Sydney-based WPG Resources has announced its $3 million prefeasibility study (PFS) for the Giffen Well iron ore project in South Australia was progressing as planned and was expected to be complete by the end of March.


WPG has the right to earn an 82 per cent interest in the Giffen Well tenement and potentially a 100 per cent interest, by meeting the commitments that were summarised in company announcements released in January and November of last year.

The integrated project has been designed to meet the capacity of existing infrastructure, wherever possible. This would keep a cap on capital expenditure and help make the project’s development more affordable.

Thirteen million tonnes per annum of magnetite iron ore will be mined to produce 5 mtpa of 68.5 per cent iron concentrate with low levels of impurities. The plant will also produce a haematite concentrate in early years while the oxide zone is mined.

The colliery will produce 400,000 tonnes per annum of sub-bituminous black coal that will be fed to a 90-100 megawatt mine mouth power station that will produce low cost electric power for use at Giffen Well.

The current resource estimates at Giffen Well can support a 30 year project life.

“There is little doubt that the project is technically feasible,” WPG executive chairman Bob Duffin said.

“We are now focusing on optimising the cost estimates. I’m confident that the operating costs will be broadly in line with our published estimates for Peculiar Knob, which we sold as part of a package of assets to OneSteel (now Arrium) for about $320 million in 2011, and which is now in production.

“We have further work to do on the capital cost, but we expect this to be in the order of $300 million per annual tonne of iron ore concentrate.
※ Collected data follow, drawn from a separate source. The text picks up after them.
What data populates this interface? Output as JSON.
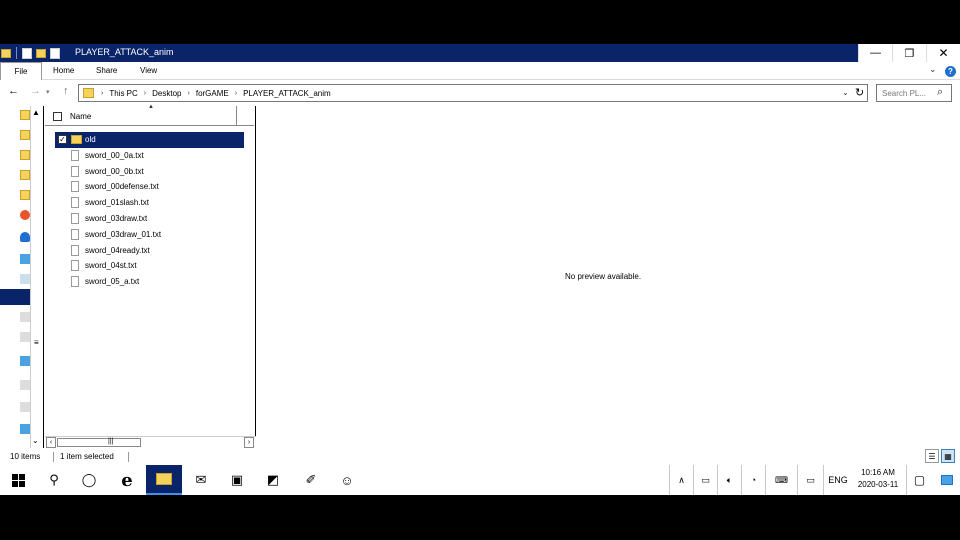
{
  "window": {
    "title": "PLAYER_ATTACK_anim",
    "minimize": "—",
    "maximize": "❐",
    "close": "✕"
  },
  "ribbon": {
    "tabs": [
      "File",
      "Home",
      "Share",
      "View"
    ],
    "expand_icon": "chevron-down-icon",
    "help_icon": "?"
  },
  "address": {
    "crumbs": [
      "This PC",
      "Desktop",
      "forGAME",
      "PLAYER_ATTACK_anim"
    ],
    "separator": "›",
    "search_placeholder": "Search PL..."
  },
  "filelist": {
    "column_name": "Name",
    "items": [
      {
        "name": "old",
        "type": "folder",
        "selected": true
      },
      {
        "name": "sword_00_0a.txt",
        "type": "file"
      },
      {
        "name": "sword_00_0b.txt",
        "type": "file"
      },
      {
        "name": "sword_00defense.txt",
        "type": "file"
      },
      {
        "name": "sword_01slash.txt",
        "type": "file"
      },
      {
        "name": "sword_03draw.txt",
        "type": "file"
      },
      {
        "name": "sword_03draw_01.txt",
        "type": "file"
      },
      {
        "name": "sword_04ready.txt",
        "type": "file"
      },
      {
        "name": "sword_04st.txt",
        "type": "file"
      },
      {
        "name": "sword_05_a.txt",
        "type": "file"
      }
    ]
  },
  "preview": {
    "message": "No preview available."
  },
  "status": {
    "item_count": "10 items",
    "selection": "1 item selected"
  },
  "taskbar": {
    "edge_glyph": "e",
    "tray_language": "ENG",
    "clock_time": "10:16 AM",
    "clock_date": "2020-03-11"
  },
  "colors": {
    "selection": "#0a246a",
    "titlebar": "#0a246a",
    "folder": "#f4d25c",
    "accent": "#1e6fd0"
  }
}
There is scope to make major reductions in the capital expenditure budget by outsourcing the power station and Port Pirie facilities to service providers, but our base case assumes all fixed assets are funded and operated by WPG.

“These estimates will be fine-tuned as the PFS approaches completion later this quarter,” he said.

Mr Duffin said the unit revenues from Giffen Well would be higher than those for Peculiar Knob due to the higher iron grade and lower levels of impurities.

In December 2012 the South Australian Government renewed the term of the Giffen Well tenement for a further period of three years. The government has also renewed the period for which WPG’s rights to complete development of its Port Pirie assets applies, which now extends to August 2015.